Source: R. Gonzales et al., “Antibiotic Prescribing for Adults with Colds, Upper Respiratory Tract Infections, and Bronchitis by Ambulatory Care Physicians,” Journal of the American Medical Association 278(11)”901-4, 1997.

• Dangers of Antibiotics - In a critique of modern medicine and agriculture, a noted public health official presents evidence that the overuse of pharmaceuticals is creating an epidemic of new drug-resistant diseases.
“The sheer magnitude of this assault [the creation of new diseases by antibiotic-resistant microbes] is staggering. For four decades now, we have thrown hundreds of tons of antibiotics against our Hollywood imagination of microscopic enemies. In the process we have sown seeds for a whole new array of actual germs and diseases. . . . We favor simple technological fixes for complex disease entities, while our medical complex fosters a near-sighted one-germ, one-chemical mentality. Together, these positions contribute to a world view that encourages the proliferation of new chemotherapeutic agents, and in turn, the proliferation of new disease entitles. . . . The answer clearly does not consist of throwing more troops into a losing battle.”
Source: Marc Lappé, When Antibiotics Fail: Restoring the Ecology of the Body, (Berkeley, CA: North Atlantic Books, 1986).

• European Meat Tests Positive for Drug-Resistant Bacteria - In samples from a European Union-licensed meat-processing plant, German researchers found that 8 percent of minced beef and pork samples tested positive for vancomycin-resistant enteroccoi (VRE), antibiotic resistant strains of bacteria associated with human infections.
Source: G. Klein et al., “Antibiotic Resistance Patterns of Enterocci and Occurrences of Vancomycin-Resistant Enterococci in Raw Minced Beef and Pork in Germany,” Appl Environ Microbiol 64(5):1825-30, 1998.

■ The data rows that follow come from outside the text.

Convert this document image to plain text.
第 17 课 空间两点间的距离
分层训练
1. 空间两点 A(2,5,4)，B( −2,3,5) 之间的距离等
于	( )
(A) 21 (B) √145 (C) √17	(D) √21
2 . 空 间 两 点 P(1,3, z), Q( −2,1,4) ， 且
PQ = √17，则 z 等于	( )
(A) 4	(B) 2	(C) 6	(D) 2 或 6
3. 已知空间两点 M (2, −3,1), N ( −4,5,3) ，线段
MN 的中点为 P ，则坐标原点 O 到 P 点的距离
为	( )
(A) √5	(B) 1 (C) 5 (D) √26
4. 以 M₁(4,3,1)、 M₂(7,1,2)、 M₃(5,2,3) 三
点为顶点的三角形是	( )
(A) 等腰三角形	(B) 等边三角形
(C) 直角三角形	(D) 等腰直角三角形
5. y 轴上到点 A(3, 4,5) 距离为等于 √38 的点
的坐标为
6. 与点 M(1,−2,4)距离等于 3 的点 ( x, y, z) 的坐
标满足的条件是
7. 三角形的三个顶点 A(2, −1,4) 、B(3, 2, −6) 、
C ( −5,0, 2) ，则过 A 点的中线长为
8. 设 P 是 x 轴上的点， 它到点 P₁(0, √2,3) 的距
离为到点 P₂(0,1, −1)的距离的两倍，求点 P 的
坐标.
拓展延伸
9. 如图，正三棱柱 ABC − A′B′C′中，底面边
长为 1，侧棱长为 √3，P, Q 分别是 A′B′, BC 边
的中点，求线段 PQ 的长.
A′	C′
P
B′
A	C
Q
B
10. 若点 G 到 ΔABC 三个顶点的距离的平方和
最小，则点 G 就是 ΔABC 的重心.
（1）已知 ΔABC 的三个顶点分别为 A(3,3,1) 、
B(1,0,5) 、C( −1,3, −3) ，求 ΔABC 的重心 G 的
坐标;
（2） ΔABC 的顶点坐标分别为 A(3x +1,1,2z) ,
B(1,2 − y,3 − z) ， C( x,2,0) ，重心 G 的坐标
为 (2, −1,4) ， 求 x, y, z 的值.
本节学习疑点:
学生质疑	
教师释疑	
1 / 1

• WHO Calls for End to Antibiotics in Livestock Feed - The World Health Organization has recommended phasing out the use of antibiotics to promote livestock growth. “Farms are factories of drug resistance,” stated Dr. Stuart Levy, director of the Center for Adaptation, Genetics, and Drug Resistance at the Tufts University School of Medicine. “The non-therapeutic misusage is just causing more multi-drug resistance in human therapy. They can transfer resistance, whether it’s something we eat or touch or waste that’s tilled into another source.”